Herne Hill Peabody Estate, London (GB)
H.A. Darbishire, W.E. Wallis, V. Wilkins
Abstract
In 1862, American banker and philanthropist George Peabody, who worked in London, established a trust with the aim of improving the living conditions of London’s poor. The trustees decided to focus on the realization of good and affordable housing for the poorest members of the working class. Victorian England was very aware of the huge shortage of adequate housing for the poor, but the prevailing view was that the market had to resolve the matter. In support of the trustees’ proposal, Peabody eventually donated the – by the standards of the time – huge sum of £ 500.000. The basic principle of the Trust was that its activities were to be perpetual; therefore, the net income had to be sufficient to both achieve capital growth and to finance new projects.
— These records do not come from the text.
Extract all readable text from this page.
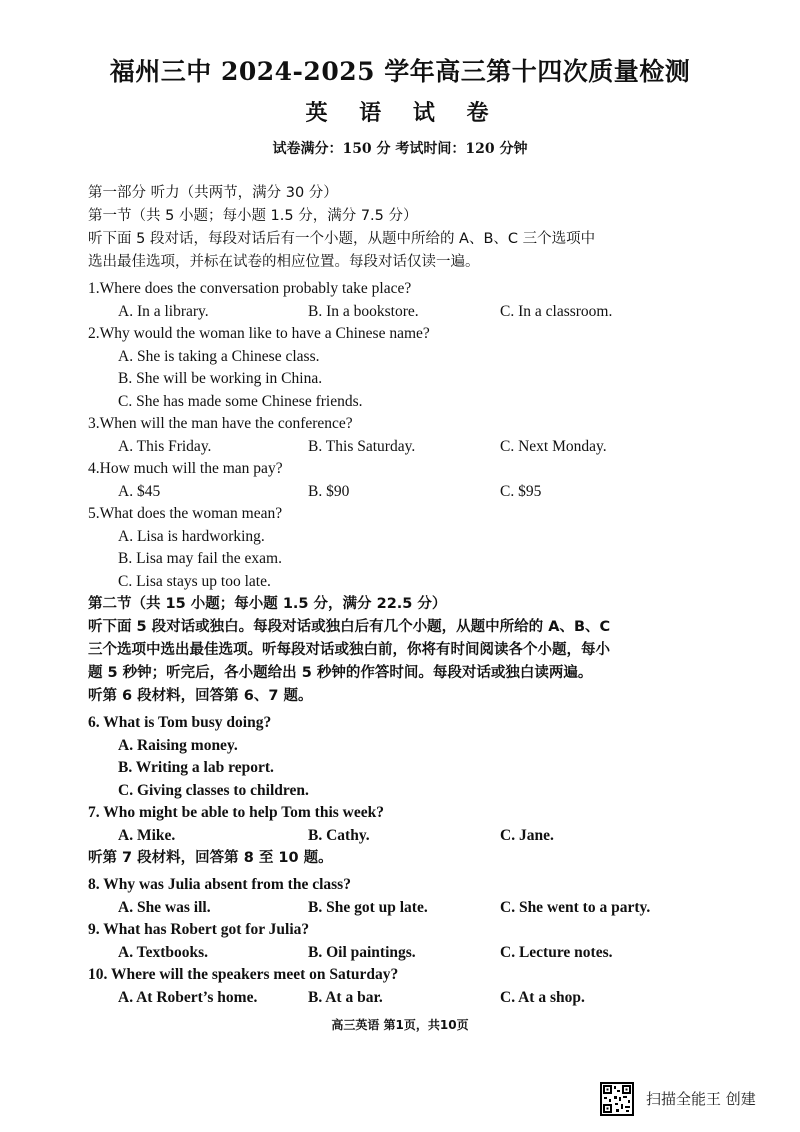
福州三中 2024-2025 学年高三第十四次质量检测
英 语 试 卷
试卷满分：150 分 考试时间：120 分钟
第一部分 听力（共两节，满分 30 分）
第一节（共 5 小题；每小题 1.5 分，满分 7.5 分）
听下面 5 段对话，每段对话后有一个小题，从题中所给的 A、B、C 三个选项中
选出最佳选项，并标在试卷的相应位置。每段对话仅读一遍。
1.Where does the conversation probably take place?
A. In a library.	B. In a bookstore.	C. In a classroom.
2.Why would the woman like to have a Chinese name?
A. She is taking a Chinese class.
B. She will be working in China.
C. She has made some Chinese friends.
3.When will the man have the conference?
A. This Friday.	B. This Saturday.	C. Next Monday.
4.How much will the man pay?
A. $45	B. $90	C. $95
5.What does the woman mean?
A. Lisa is hardworking.
B. Lisa may fail the exam.
C. Lisa stays up too late.
第二节（共 15 小题；每小题 1.5 分，满分 22.5 分）
听下面 5 段对话或独白。每段对话或独白后有几个小题，从题中所给的 A、B、C
三个选项中选出最佳选项。听每段对话或独白前，你将有时间阅读各个小题，每小
题 5 秒钟；听完后，各小题给出 5 秒钟的作答时间。每段对话或独白读两遍。
听第 6 段材料，回答第 6、7 题。
6. What is Tom busy doing?
A. Raising money.
B. Writing a lab report.
C. Giving classes to children.
7. Who might be able to help Tom this week?
A. Mike.	B. Cathy.	C. Jane.
听第 7 段材料，回答第 8 至 10 题。
8. Why was Julia absent from the class?
A. She was ill.	B. She got up late.	C. She went to a party.
9. What has Robert got for Julia?
A. Textbooks.	B. Oil paintings.	C. Lecture notes.
10. Where will the speakers meet on Saturday?
A. At Robert’s home.	B. At a bar.	C. At a shop.
高三英语 第1页，共10页
扫描全能王 创建
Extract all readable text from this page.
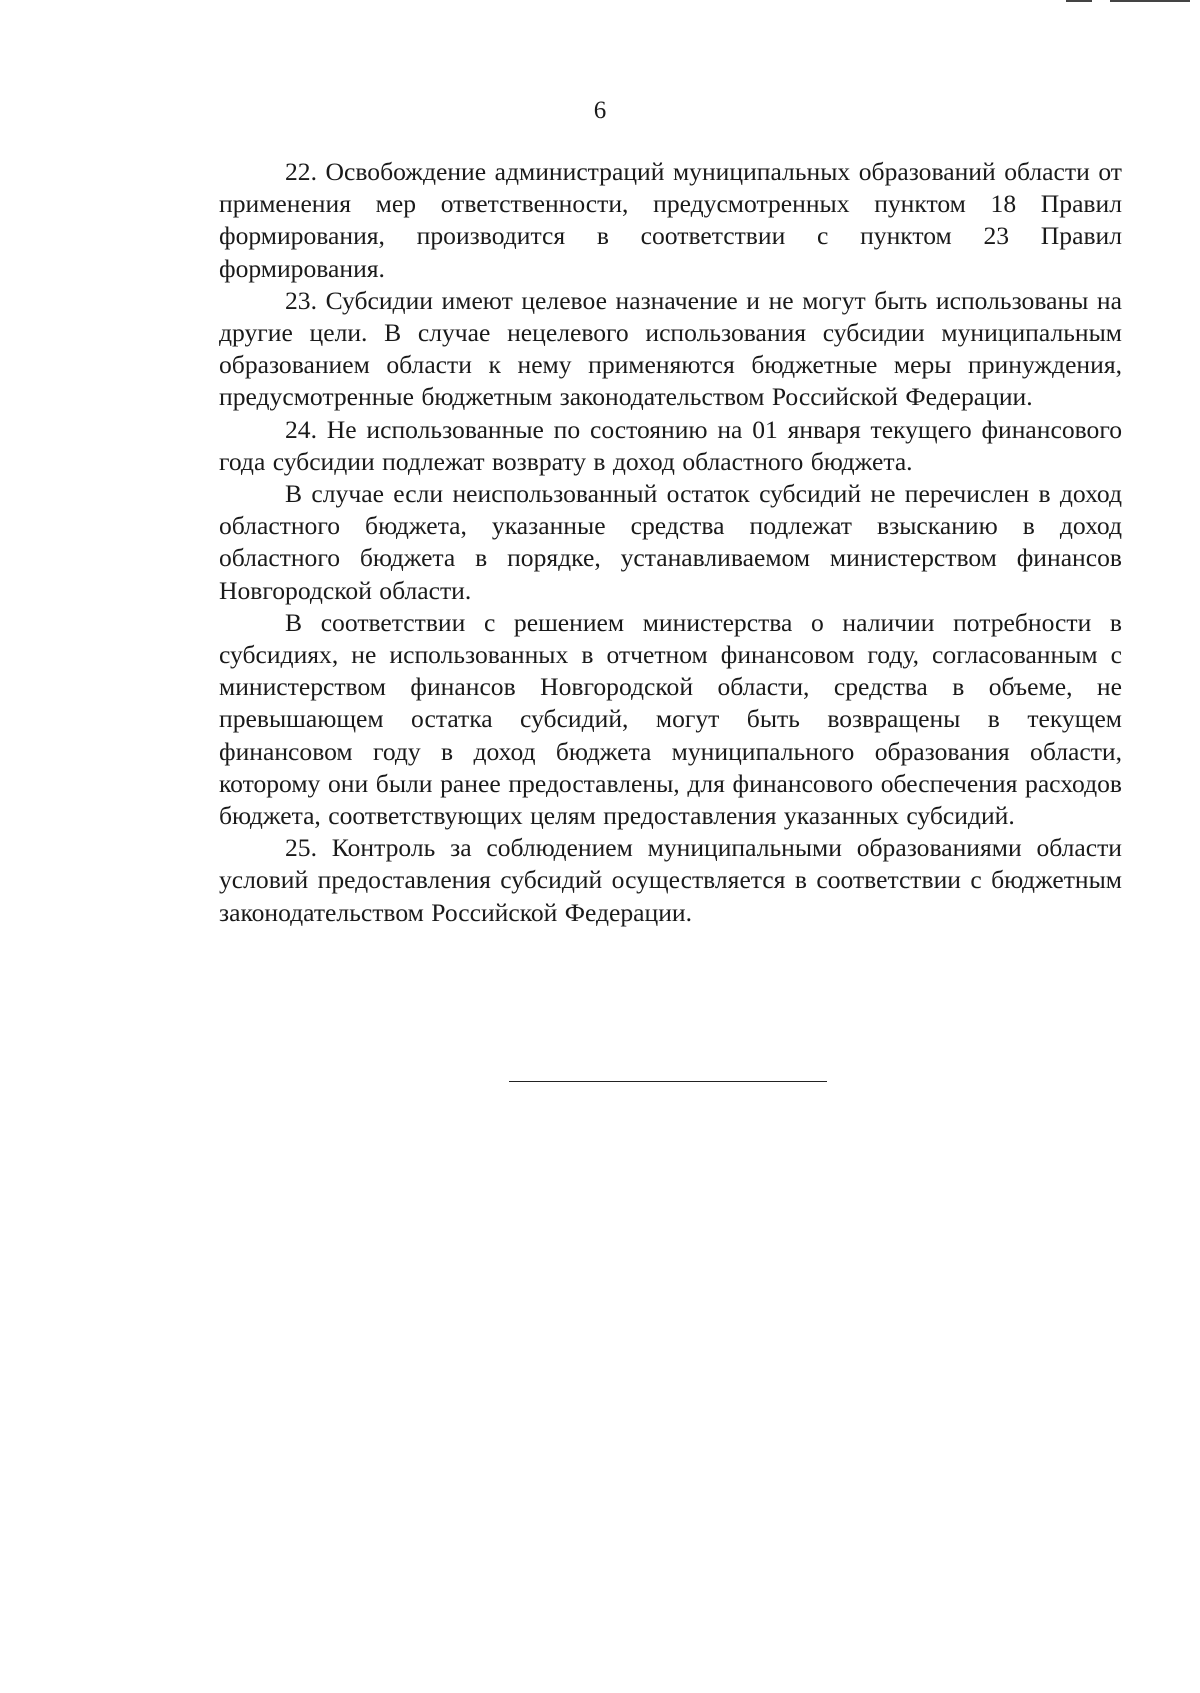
6

22. Освобождение администраций муниципальных образований области от применения мер ответственности, предусмотренных пунктом 18 Правил формирования, производится в соответствии с пунктом 23 Правил формирования.

23. Субсидии имеют целевое назначение и не могут быть использованы на другие цели. В случае нецелевого использования субсидии муниципальным образованием области к нему применяются бюджетные меры принуждения, предусмотренные бюджетным законодательством Российской Федерации.

24. Не использованные по состоянию на 01 января текущего финансового года субсидии подлежат возврату в доход областного бюджета.

В случае если неиспользованный остаток субсидий не перечислен в доход областного бюджета, указанные средства подлежат взысканию в доход областного бюджета в порядке, устанавливаемом министерством финансов Новгородской области.

В соответствии с решением министерства о наличии потребности в субсидиях, не использованных в отчетном финансовом году, согласованным с министерством финансов Новгородской области, средства в объеме, не превышающем остатка субсидий, могут быть возвращены в текущем финансовом году в доход бюджета муниципального образования области, которому они были ранее предоставлены, для финансового обеспечения расходов бюджета, соответствующих целям предоставления указанных субсидий.

25. Контроль за соблюдением муниципальными образованиями области условий предоставления субсидий осуществляется в соответствии с бюджетным законодательством Российской Федерации.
The first building project along Commercial Road in Spitalfields was completed in 1864. The design was by Henry Astley Darbishire, who would continue to be the Peabody Trust’s resident architect until 1885. Darbishire developed a standard that would be used by the Trust for more than 40 years. The simple and robust design of the standard Peabody Building allowed the achievement of a net yield of more than 3 per cent of the investment. The standard was designed as a rectangular volume of four, five or six floors with ten rooms each. The ten rooms were clustered into a total of five one-, two- or threeroom apartments. Each floor had two toilets and two sculleries for collective use on either side of a centrally located stairwell. The setup was extremely rational: clustering all sanitary facilities outside the dwellings kept the pipework to a minimum and always accessible for maintenance. The dwellings themselves were equipped with fireplaces and built-in cabinets. The windows were placed deep in the walls, flush with the plastering inside. The exterior was very sober, with merely a couple of horizontal ribbons and frames in the masonry, a classically framed main entrance its only decoration.